After recently eating emu salami and emu tenderloin, I was given an emu egg by Anshu Pathak of Exotic Meat Market. This was completion of a nice little emu era. I've eaten emu egg before, but it was years ago.
My initial thought was to try and cook it sunny-side up, or perhaps even over-easy. So I got a large wok pan and got some butter sizzling in it. Then I cracked open the emu egg and got the egg innards into the pan. Then the reality of what I intended to do over-whelmed me and I made a quick decision to go for an emu scramble. I could see no other way of getting that huge emu egg yolk to warm up enough to make it semi-edible (I'm not into eating raw egg yolk).
|Yeah, the thought of eating that under-cooked did not do anything for me.

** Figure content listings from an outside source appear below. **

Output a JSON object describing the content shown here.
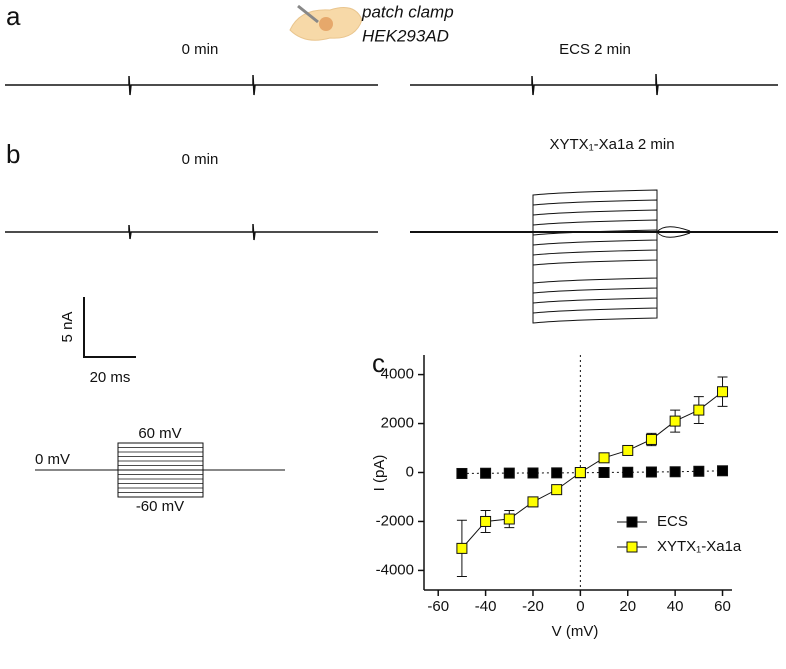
{
  "figure": {
    "panel_a": {
      "label": "a",
      "left_title": "0 min",
      "right_title": "ECS 2 min"
    },
    "panel_b": {
      "label": "b",
      "left_title": "0 min",
      "right_title": "XYTX₁-Xa1a 2 min"
    },
    "cell": {
      "line1": "patch clamp",
      "line2": "HEK293AD"
    },
    "scale_bar": {
      "current": "5 nA",
      "time": "20 ms"
    },
    "protocol": {
      "top": "60 mV",
      "hold": "0 mV",
      "bottom": "-60 mV"
    }
  },
  "chart_data": {
    "type": "scatter",
    "label": "c",
    "x_label": "V (mV)",
    "y_label": "I (pA)",
    "x": [
      -50,
      -40,
      -30,
      -20,
      -10,
      0,
      10,
      20,
      30,
      40,
      50,
      60
    ],
    "series": [
      {
        "name": "ECS",
        "color": "#000000",
        "values": [
          -40,
          -30,
          -25,
          -20,
          -15,
          -10,
          0,
          10,
          20,
          30,
          50,
          70
        ],
        "errors": [
          20,
          20,
          20,
          20,
          20,
          20,
          20,
          20,
          20,
          20,
          20,
          30
        ]
      },
      {
        "name": "XYTX₁-Xa1a",
        "color": "#ffff00",
        "values": [
          -3100,
          -2000,
          -1900,
          -1200,
          -700,
          0,
          600,
          900,
          1350,
          2100,
          2550,
          3300
        ],
        "errors": [
          1150,
          450,
          350,
          200,
          100,
          50,
          100,
          150,
          250,
          450,
          550,
          600
        ]
      }
    ],
    "xlim": [
      -66,
      64
    ],
    "ylim": [
      -4800,
      4800
    ],
    "xticks": [
      -60,
      -40,
      -20,
      0,
      20,
      40,
      60
    ],
    "yticks": [
      -4000,
      -2000,
      0,
      2000,
      4000
    ],
    "legend": "lower right"
  }
}
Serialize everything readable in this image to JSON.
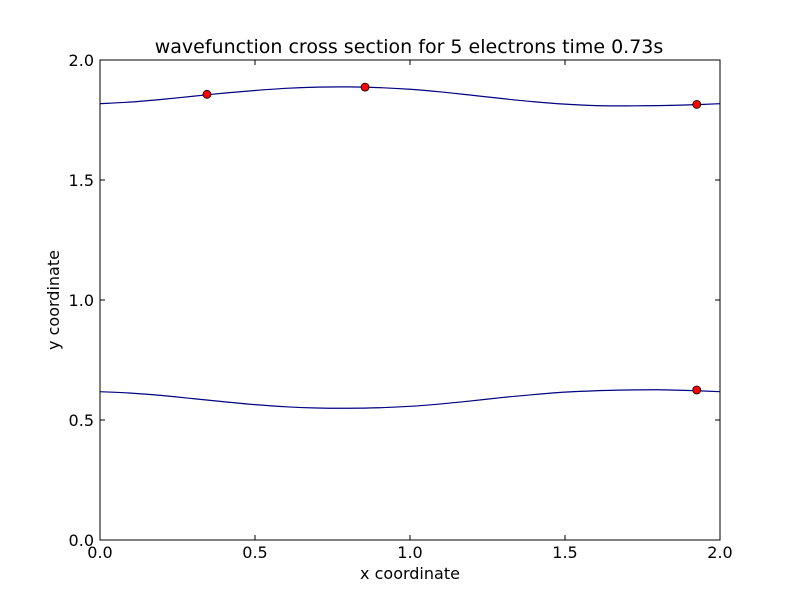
{
  "chart_data": {
    "type": "line",
    "title": "wavefunction cross section for 5 electrons time 0.73s",
    "xlabel": "x coordinate",
    "ylabel": "y coordinate",
    "xlim": [
      0.0,
      2.0
    ],
    "ylim": [
      0.0,
      2.0
    ],
    "xticks": [
      "0.0",
      "0.5",
      "1.0",
      "1.5",
      "2.0"
    ],
    "yticks": [
      "0.0",
      "0.5",
      "1.0",
      "1.5",
      "2.0"
    ],
    "grid": false,
    "series": [
      {
        "color": "#000080",
        "x": [
          0.0,
          0.1,
          0.2,
          0.3,
          0.4,
          0.5,
          0.6,
          0.7,
          0.8,
          0.9,
          1.0,
          1.1,
          1.2,
          1.3,
          1.4,
          1.5,
          1.6,
          1.7,
          1.8,
          1.9,
          2.0
        ],
        "y": [
          1.818,
          1.825,
          1.836,
          1.849,
          1.862,
          1.873,
          1.882,
          1.887,
          1.888,
          1.885,
          1.878,
          1.867,
          1.853,
          1.839,
          1.826,
          1.816,
          1.81,
          1.809,
          1.81,
          1.813,
          1.818
        ]
      },
      {
        "color": "#000080",
        "x": [
          0.0,
          0.1,
          0.2,
          0.3,
          0.4,
          0.5,
          0.6,
          0.7,
          0.8,
          0.9,
          1.0,
          1.1,
          1.2,
          1.3,
          1.4,
          1.5,
          1.6,
          1.7,
          1.8,
          1.9,
          2.0
        ],
        "y": [
          0.618,
          0.612,
          0.602,
          0.589,
          0.576,
          0.564,
          0.555,
          0.55,
          0.549,
          0.551,
          0.557,
          0.567,
          0.58,
          0.594,
          0.606,
          0.616,
          0.622,
          0.625,
          0.626,
          0.623,
          0.618
        ]
      }
    ],
    "markers": {
      "color": "#ff0000",
      "edge_color": "#000000",
      "points": [
        {
          "x": 0.345,
          "y": 1.857
        },
        {
          "x": 0.855,
          "y": 1.887
        },
        {
          "x": 1.925,
          "y": 1.815
        },
        {
          "x": 1.925,
          "y": 0.625
        }
      ]
    }
  }
}
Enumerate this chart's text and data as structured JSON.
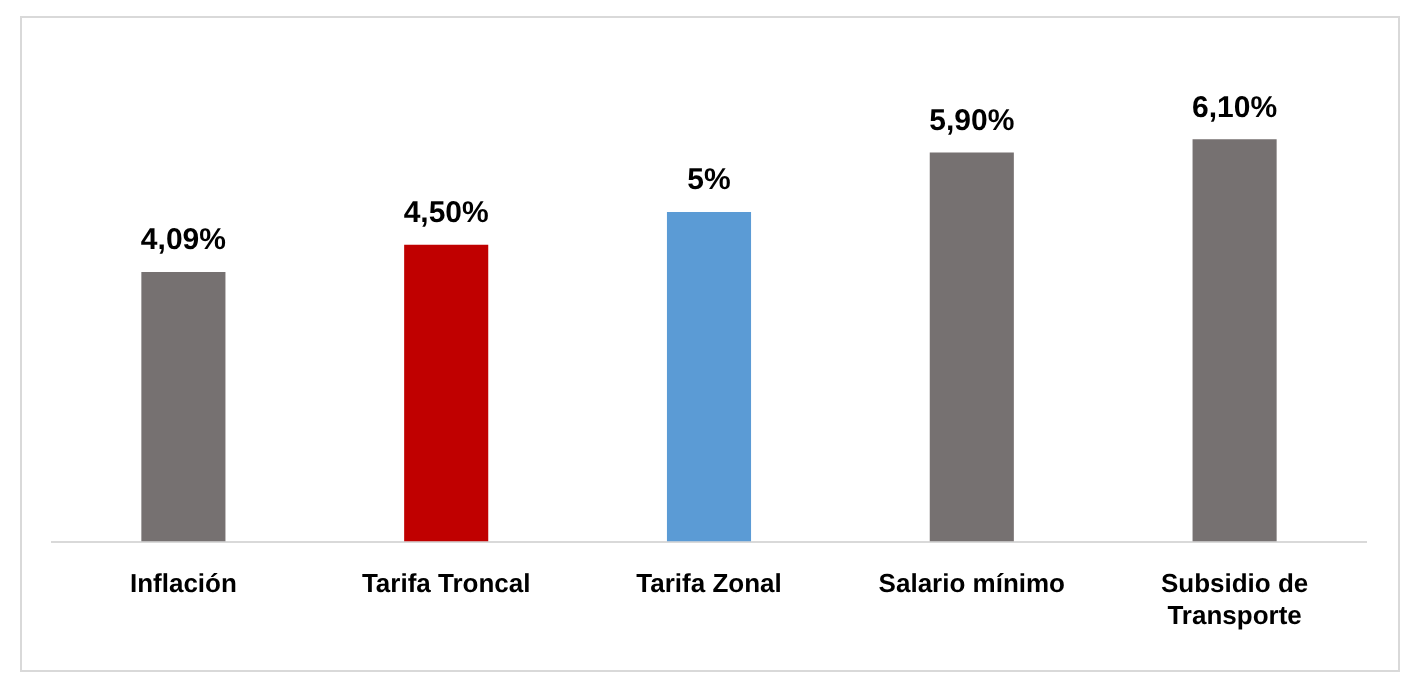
{
  "chart_data": {
    "type": "bar",
    "categories": [
      "Inflación",
      "Tarifa Troncal",
      "Tarifa Zonal",
      "Salario mínimo",
      "Subsidio de Transporte"
    ],
    "values": [
      4.09,
      4.5,
      5,
      5.9,
      6.1
    ],
    "colors": [
      "#767171",
      "#c00000",
      "#5b9bd5",
      "#767171",
      "#767171"
    ],
    "value_labels": [
      "4,09%",
      "4,50%",
      "5%",
      "5,90%",
      "6,10%"
    ],
    "tick_labels": "x",
    "grid": false,
    "legend": false
  }
}
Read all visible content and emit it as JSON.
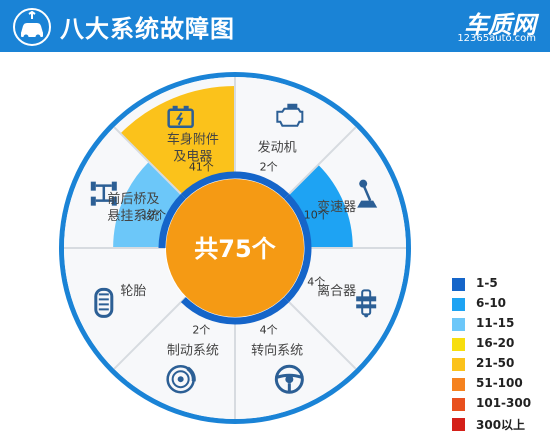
{
  "header": {
    "title": "八大系统故障图",
    "brand_name": "车质网",
    "brand_url": "12365auto.com",
    "icon": "car-wrench-icon"
  },
  "chart_data": {
    "type": "pie",
    "center_label": "共75个",
    "segments": [
      {
        "name": "发动机",
        "count_label": "2个",
        "value": 2,
        "color": "#ffffff",
        "icon": "engine-icon"
      },
      {
        "name": "变速器",
        "count_label": "10个",
        "value": 10,
        "color": "#1ea3f3",
        "icon": "gear-shifter-icon"
      },
      {
        "name": "离合器",
        "count_label": "4个",
        "value": 4,
        "color": "#ffffff",
        "icon": "clutch-icon"
      },
      {
        "name": "转向系统",
        "count_label": "4个",
        "value": 4,
        "color": "#ffffff",
        "icon": "steering-wheel-icon"
      },
      {
        "name": "制动系统",
        "count_label": "2个",
        "value": 2,
        "color": "#ffffff",
        "icon": "brake-disc-icon"
      },
      {
        "name": "轮胎",
        "count_label": "",
        "value": 0,
        "color": "#ffffff",
        "icon": "tire-icon"
      },
      {
        "name": "前后桥及悬挂系统",
        "count_label": "12个",
        "value": 12,
        "color": "#6cc7f9",
        "icon": "axle-suspension-icon"
      },
      {
        "name": "车身附件及电器",
        "count_label": "41个",
        "value": 41,
        "color": "#fbc21b",
        "icon": "battery-icon"
      }
    ],
    "legend": [
      {
        "label": "1-5",
        "color": "#1565c9"
      },
      {
        "label": "6-10",
        "color": "#1ea3f3"
      },
      {
        "label": "11-15",
        "color": "#6cc7f9"
      },
      {
        "label": "16-20",
        "color": "#f7de0e"
      },
      {
        "label": "21-50",
        "color": "#fbc21b"
      },
      {
        "label": "51-100",
        "color": "#f5821f"
      },
      {
        "label": "101-300",
        "color": "#e8501e"
      },
      {
        "label": "300以上",
        "color": "#d42019"
      }
    ],
    "colors": {
      "frame": "#1a83d6",
      "ring": "#1565c9",
      "center": "#f59a14",
      "center_text": "#ffffff",
      "divider": "#d7dbe0",
      "label": "#444444",
      "icon": "#2c5f95"
    }
  }
}
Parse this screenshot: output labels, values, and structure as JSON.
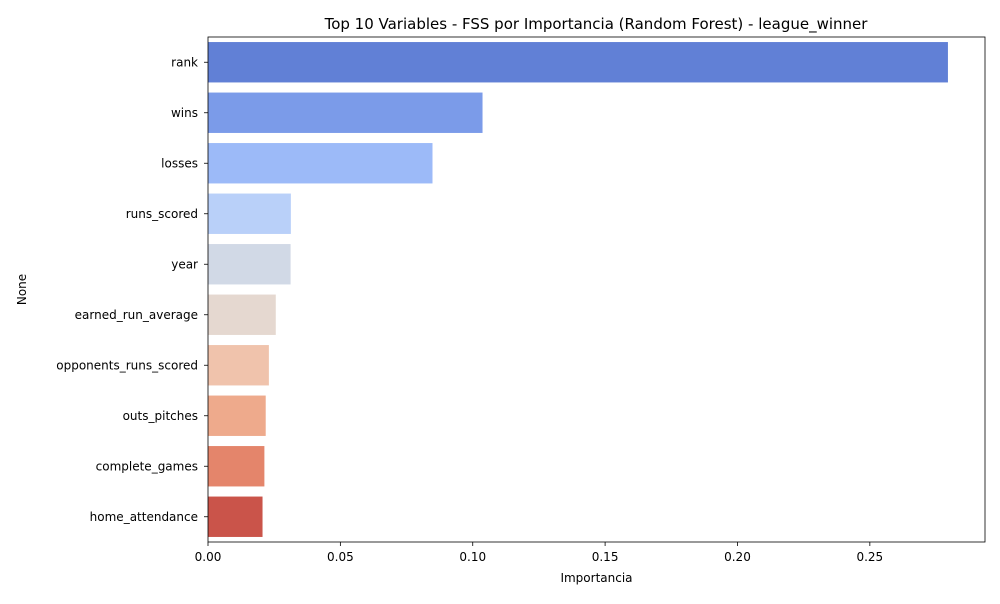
{
  "chart_data": {
    "type": "bar",
    "orientation": "horizontal",
    "title": "Top 10 Variables - FSS por Importancia (Random Forest) - league_winner",
    "xlabel": "Importancia",
    "ylabel": "None",
    "xlim": [
      0,
      0.2935
    ],
    "xticks": [
      0.0,
      0.05,
      0.1,
      0.15,
      0.2,
      0.25
    ],
    "xtick_labels": [
      "0.00",
      "0.05",
      "0.10",
      "0.15",
      "0.20",
      "0.25"
    ],
    "grid": false,
    "legend": "none",
    "categories": [
      "rank",
      "wins",
      "losses",
      "runs_scored",
      "year",
      "earned_run_average",
      "opponents_runs_scored",
      "outs_pitches",
      "complete_games",
      "home_attendance"
    ],
    "values": [
      0.2795,
      0.1037,
      0.0848,
      0.0313,
      0.0312,
      0.0256,
      0.023,
      0.0218,
      0.0213,
      0.0206
    ],
    "colors": [
      "#6180d6",
      "#7b9be9",
      "#9cbaf8",
      "#b9d0f9",
      "#d1d9e6",
      "#e5d8d0",
      "#f0c3ac",
      "#eeaa8c",
      "#e4856b",
      "#ca544a"
    ]
  }
}
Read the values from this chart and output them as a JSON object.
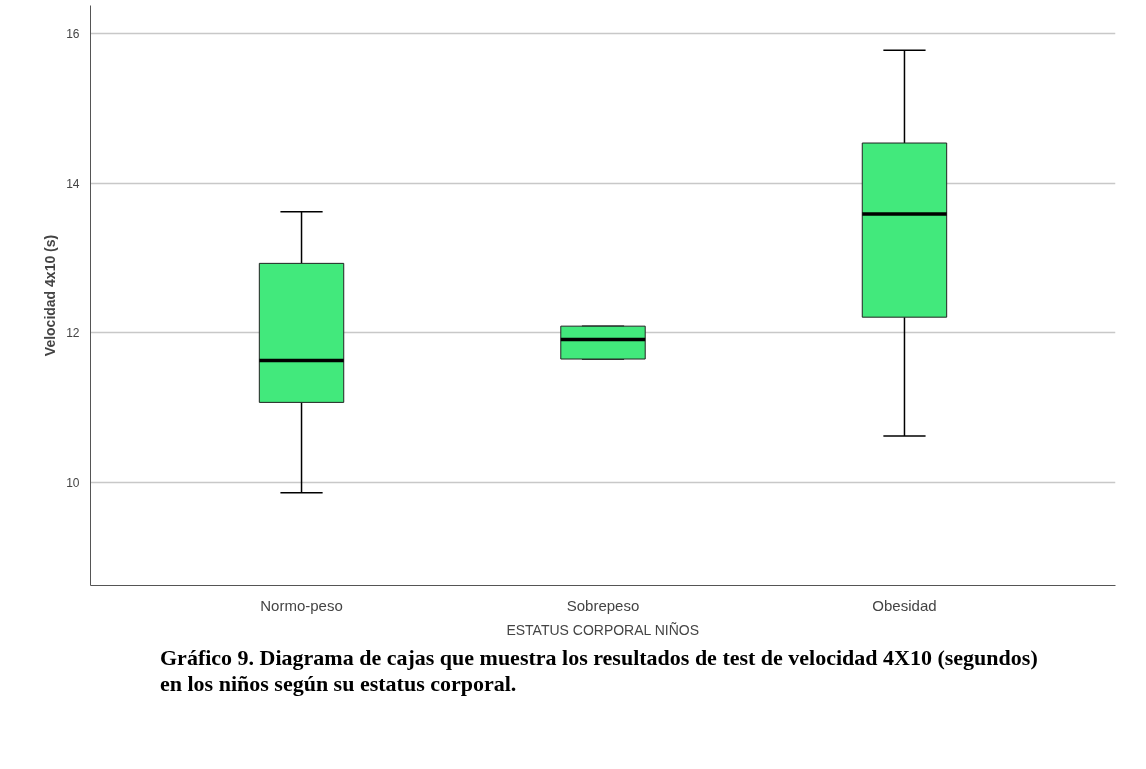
{
  "chart_data": {
    "type": "box",
    "xlabel": "ESTATUS CORPORAL NIÑOS",
    "ylabel": "Velocidad 4x10 (s)",
    "categories": [
      "Normo-peso",
      "Sobrepeso",
      "Obesidad"
    ],
    "boxes": [
      {
        "low": 9.86,
        "q1": 11.07,
        "median": 11.63,
        "q3": 12.93,
        "high": 13.62
      },
      {
        "low": 11.65,
        "q1": 11.65,
        "median": 11.91,
        "q3": 12.09,
        "high": 12.09
      },
      {
        "low": 10.62,
        "q1": 12.21,
        "median": 13.59,
        "q3": 14.54,
        "high": 15.78
      }
    ],
    "color": "#42e97c",
    "ylim": [
      8.62,
      16.38
    ],
    "yticks": [
      10,
      12,
      14,
      16
    ],
    "grid": "y",
    "annotations": [
      "Gráfico 9. Diagrama de cajas que muestra los resultados de test de velocidad 4X10 (segundos)  en los niños según su estatus corporal."
    ]
  }
}
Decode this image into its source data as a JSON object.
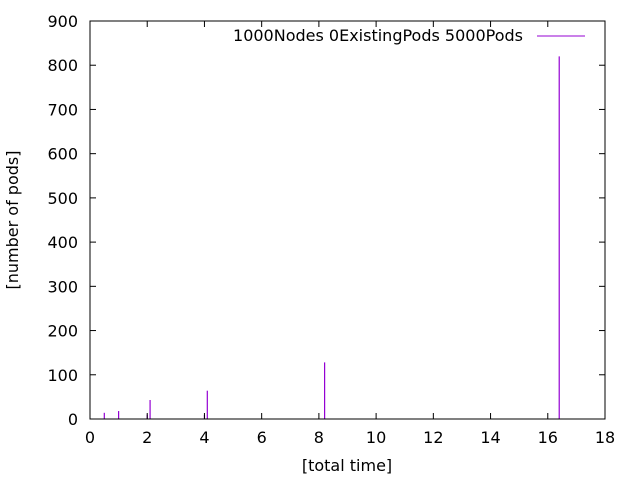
{
  "chart_data": {
    "type": "bar",
    "title": "",
    "xlabel": "[total time]",
    "ylabel": "[number of pods]",
    "xlim": [
      0,
      18
    ],
    "ylim": [
      0,
      900
    ],
    "x_ticks": [
      "0",
      "2",
      "4",
      "6",
      "8",
      "10",
      "12",
      "14",
      "16",
      "18"
    ],
    "y_ticks": [
      "0",
      "100",
      "200",
      "300",
      "400",
      "500",
      "600",
      "700",
      "800",
      "900"
    ],
    "grid": false,
    "legend_position": "top-right",
    "color": "#9400d3",
    "series": [
      {
        "name": "1000Nodes 0ExistingPods 5000Pods",
        "points": [
          {
            "x": 0.5,
            "y": 14
          },
          {
            "x": 1.0,
            "y": 18
          },
          {
            "x": 2.0,
            "y": 10
          },
          {
            "x": 2.1,
            "y": 43
          },
          {
            "x": 4.0,
            "y": 9
          },
          {
            "x": 4.1,
            "y": 64
          },
          {
            "x": 8.2,
            "y": 128
          },
          {
            "x": 16.4,
            "y": 820
          }
        ]
      }
    ]
  }
}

The brown around the edges is cooked butter.|
So a quick foray into the fridge brought me some already cooked veggies (mushrooms, broccoli, squash, red pepper) and some blue-cheese crumbles which I added into the emu egg and began whipping it into a mixture. It cooked up nicely. The yolk to egg-white mixture in an emu egg is much greater than in a chicken egg. In fact, an emu egg is 44% yolk and 55% white, while a chicken egg is 35% yolk and 65% white. The white is also more viscous (thick, sticky) than a chicken egg because it has less water (67% versus 75%) - see this great article at Emu's Zine. It also notes that the emu egg is the equivalent of ten chicken eggs.
|In the pan, ready to eat.|
The result was a nice huge scramble.